Audrey seems to sense what I'm thinking because she traces her fingertips along the lines of my wrist and hand. They pause at the little patch inside of my wrist where I can see the vein jumping with my heartbeat. "You have a pulse," she says and a faint smile crinkles up the corners of her eyes.

I feel my own lips curl. "Alive," I say and the word comes out like a prayer.

"You're alive," she agrees and I can see a bead of moisture hovering along her lower lashes. It looks like liquid crystal, bright and beautiful because it's not a tear of sadness. She's happy. "The doc says you're going to pull through all right. It'll take a little while for your muscles to get used to the blood flow and get back to full health, but you'll get there. You're going to be okay."

There's a waver in her voice that makes me frown. "Audrey?" I ask uncertainly, because just a moment ago she was happy.

"Sorry," she says and quickly wipes at her eyes. "I just - you really scared me, Nathan. I thought I was going to lose you."

"Sorry," I say, tightening my grip on her hand.

She gives a watery chuckle. "It wasn't your fault," she points out. "It was just the way it happened. Just - " she looks up and meets my gaze, her eyes burning with that fire and passion that drew me to her in the first place, "Just don't scare me like that again, okay? You're not just my partner anymore."

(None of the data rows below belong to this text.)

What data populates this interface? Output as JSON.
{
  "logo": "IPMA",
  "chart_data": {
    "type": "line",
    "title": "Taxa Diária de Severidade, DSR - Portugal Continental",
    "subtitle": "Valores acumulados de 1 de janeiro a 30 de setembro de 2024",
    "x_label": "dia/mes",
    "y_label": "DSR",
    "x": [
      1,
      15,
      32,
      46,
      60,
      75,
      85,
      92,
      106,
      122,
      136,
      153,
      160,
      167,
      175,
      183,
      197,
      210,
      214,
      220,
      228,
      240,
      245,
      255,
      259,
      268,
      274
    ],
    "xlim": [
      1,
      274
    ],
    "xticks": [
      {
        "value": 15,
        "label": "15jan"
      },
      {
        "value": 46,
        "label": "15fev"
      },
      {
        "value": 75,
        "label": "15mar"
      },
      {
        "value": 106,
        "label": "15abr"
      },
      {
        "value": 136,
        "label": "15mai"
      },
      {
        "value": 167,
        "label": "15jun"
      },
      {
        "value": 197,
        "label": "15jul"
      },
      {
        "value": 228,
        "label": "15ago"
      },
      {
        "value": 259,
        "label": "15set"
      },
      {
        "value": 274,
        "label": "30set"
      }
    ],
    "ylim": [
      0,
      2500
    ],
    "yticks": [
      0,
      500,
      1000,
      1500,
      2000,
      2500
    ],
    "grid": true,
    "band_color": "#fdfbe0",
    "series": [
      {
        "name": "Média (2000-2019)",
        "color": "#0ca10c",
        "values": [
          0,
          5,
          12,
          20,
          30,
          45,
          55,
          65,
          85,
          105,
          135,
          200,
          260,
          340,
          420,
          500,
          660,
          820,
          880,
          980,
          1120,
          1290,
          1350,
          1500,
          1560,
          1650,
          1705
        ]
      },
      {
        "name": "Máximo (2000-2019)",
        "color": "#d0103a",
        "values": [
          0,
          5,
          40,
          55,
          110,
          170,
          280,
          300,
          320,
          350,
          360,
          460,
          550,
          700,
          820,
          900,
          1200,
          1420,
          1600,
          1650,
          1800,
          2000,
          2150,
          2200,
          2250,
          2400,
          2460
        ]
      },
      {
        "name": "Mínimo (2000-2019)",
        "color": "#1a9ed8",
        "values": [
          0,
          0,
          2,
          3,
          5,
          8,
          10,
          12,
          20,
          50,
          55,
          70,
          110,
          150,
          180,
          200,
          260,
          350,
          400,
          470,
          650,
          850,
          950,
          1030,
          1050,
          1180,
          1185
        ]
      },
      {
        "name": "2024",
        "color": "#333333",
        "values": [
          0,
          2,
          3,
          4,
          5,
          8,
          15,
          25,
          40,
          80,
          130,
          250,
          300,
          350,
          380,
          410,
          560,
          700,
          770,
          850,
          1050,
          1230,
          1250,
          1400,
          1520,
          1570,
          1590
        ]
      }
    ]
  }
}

"P-partner?" I ask with a small smile.

Audrey shrugs. "It sounded better than 'travel buddy.'"

I smirk - wow, that's a new expression - and nod. "Partners," I agree. Then I thread my fingers between hers and add, "And m-more."

My eyelids are inordinately heavy and I can't seem to stop them from drifitng downward. There's a fuzzy feeling in the back of my head that's making it hard to focus. Audrey seems to recognise the struggle on my face because she smiles. "You're tired, Nathan," she says affectionately. "You've had a long day and you've got a lot of healing to do. Get some sleep."

Sleep. Proper, human sleep. "Yeah," I say, already feeling the pull of exhaustion. Then I open my eyes again, not having realised they'd closed, as a thought occurs to me. "Stay?"

The smile that greets me in response is sweet and bright and gentle all at once - sometimes it amazes me how many feelings a human can have at once. I wonder distantly if I will ever be like that again, so full of emotions that they seep out into the air around me like an aura. "Yeah, I'll stay," she says and settles herself back into the chair, never letting go of my hand. "Don't worry, Nathan, I'll be here when you wake up."

I nod and let my eyes flutter closed again. And there, somewhere between waking and sleep, I hear her add, "I'll always be here."